In contrast, homeschoolers have the opportunity for much better quality, more realistic and frequent social opportunities. The very nature of homeschooling eliminates segregating by age. Families educate together across the span of ages in the home and homeschool groups combine multiple families filled with all ages for activities. So, children are exposed to all levels of age and experience and they have to learn to communicate effectively within that environment.
The frequency of activities for homeschoolers is substantial. Most homeschool families are very active in their community going on field trips, exploring museums and zoos, taking classes, playing at the park, competing in academic, art and athletic events and volunteering. Ask a typical homeschool family how much free time they have in a week and you will quickly find out how anti social homeschoolers are. That’s to say, not at all.

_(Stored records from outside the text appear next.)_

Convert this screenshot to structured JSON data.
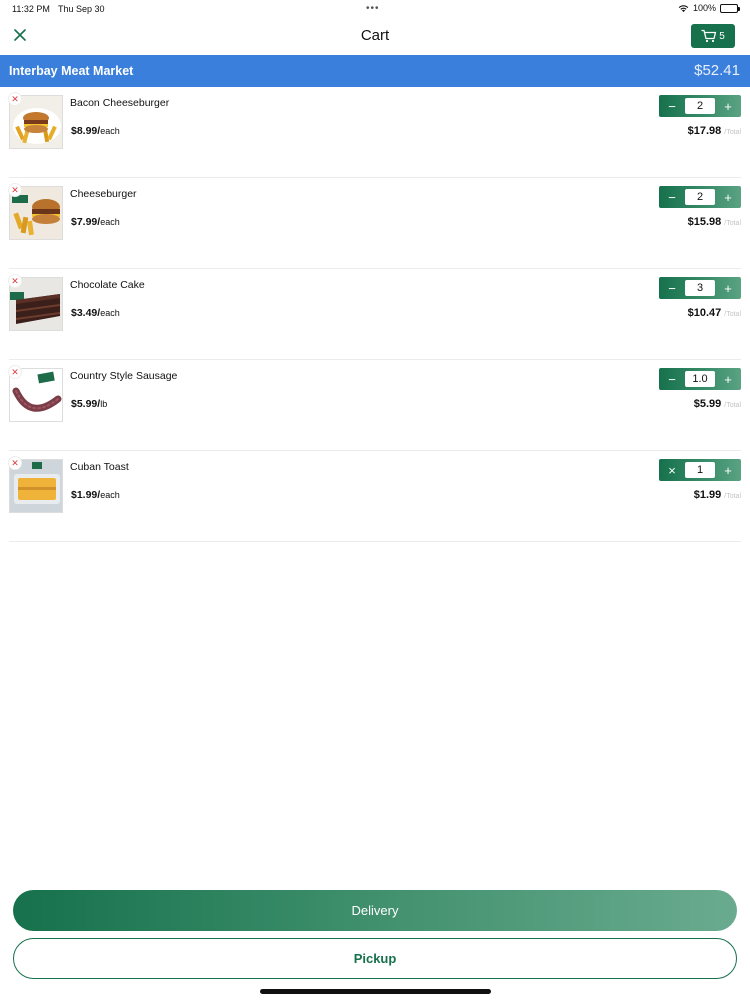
{
  "status_bar": {
    "time": "11:32 PM",
    "date": "Thu Sep 30",
    "dots": "•••",
    "battery": "100%"
  },
  "nav": {
    "title": "Cart",
    "cart_count": "5",
    "close_icon": "close-icon",
    "cart_icon": "cart-icon"
  },
  "store": {
    "name": "Interbay Meat Market",
    "total": "$52.41"
  },
  "items": [
    {
      "name": "Bacon Cheeseburger",
      "price": "$8.99/",
      "unit": "each",
      "quantity": "2",
      "line_total": "$17.98",
      "total_suffix": "/Total",
      "minus_symbol": "−",
      "image": "burger-fries-image"
    },
    {
      "name": "Cheeseburger",
      "price": "$7.99/",
      "unit": "each",
      "quantity": "2",
      "line_total": "$15.98",
      "total_suffix": "/Total",
      "minus_symbol": "−",
      "image": "burger-fries-image"
    },
    {
      "name": "Chocolate Cake",
      "price": "$3.49/",
      "unit": "each",
      "quantity": "3",
      "line_total": "$10.47",
      "total_suffix": "/Total",
      "minus_symbol": "−",
      "image": "cake-slice-image"
    },
    {
      "name": "Country Style Sausage",
      "price": "$5.99/",
      "unit": "lb",
      "quantity": "1.0",
      "line_total": "$5.99",
      "total_suffix": "/Total",
      "minus_symbol": "−",
      "image": "sausage-image"
    },
    {
      "name": "Cuban Toast",
      "price": "$1.99/",
      "unit": "each",
      "quantity": "1",
      "line_total": "$1.99",
      "total_suffix": "/Total",
      "minus_symbol": "×",
      "image": "toast-image"
    }
  ],
  "actions": {
    "delivery": "Delivery",
    "pickup": "Pickup"
  },
  "colors": {
    "brand_green": "#16714c",
    "store_blue": "#3b7fdc",
    "remove_red": "#d94040"
  }
}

Of course, you cannot examine public school socialization without discussing the negative influences that often spur parents toward homeschooling in the first place. Gangs, drugs, peer pressure and bullying are not the types of socialization most parents want for their kids. It is not even a realistic portrayal of most adult environments, either. How will exposing kids to these types of situations better prepare them for the “real world”?
Homeschool children certainly come across negative influences and peer pressure from time to time. However, the difference is that the parents are more involved in the social activities of their children and tend to know the parents and families of the children with whom their kids are interacting. They can better control the environment and eliminate the negative distractions. Homeschool kids still have to make decisions and learn the difference between right and wrong but their support system is stronger and the pressure tends to be more toward the positive than negative.
In these times, the argument that homeschool kids are not properly socialized is simply laughable. It is actually surprising how prevalent this argument still is with anti-homeschool proponents. The majority of homeschoolers already know how silly the argument is. Hopefully, those who are considering homeschooling do not get discouraged and give it a try to see the truth for themselves.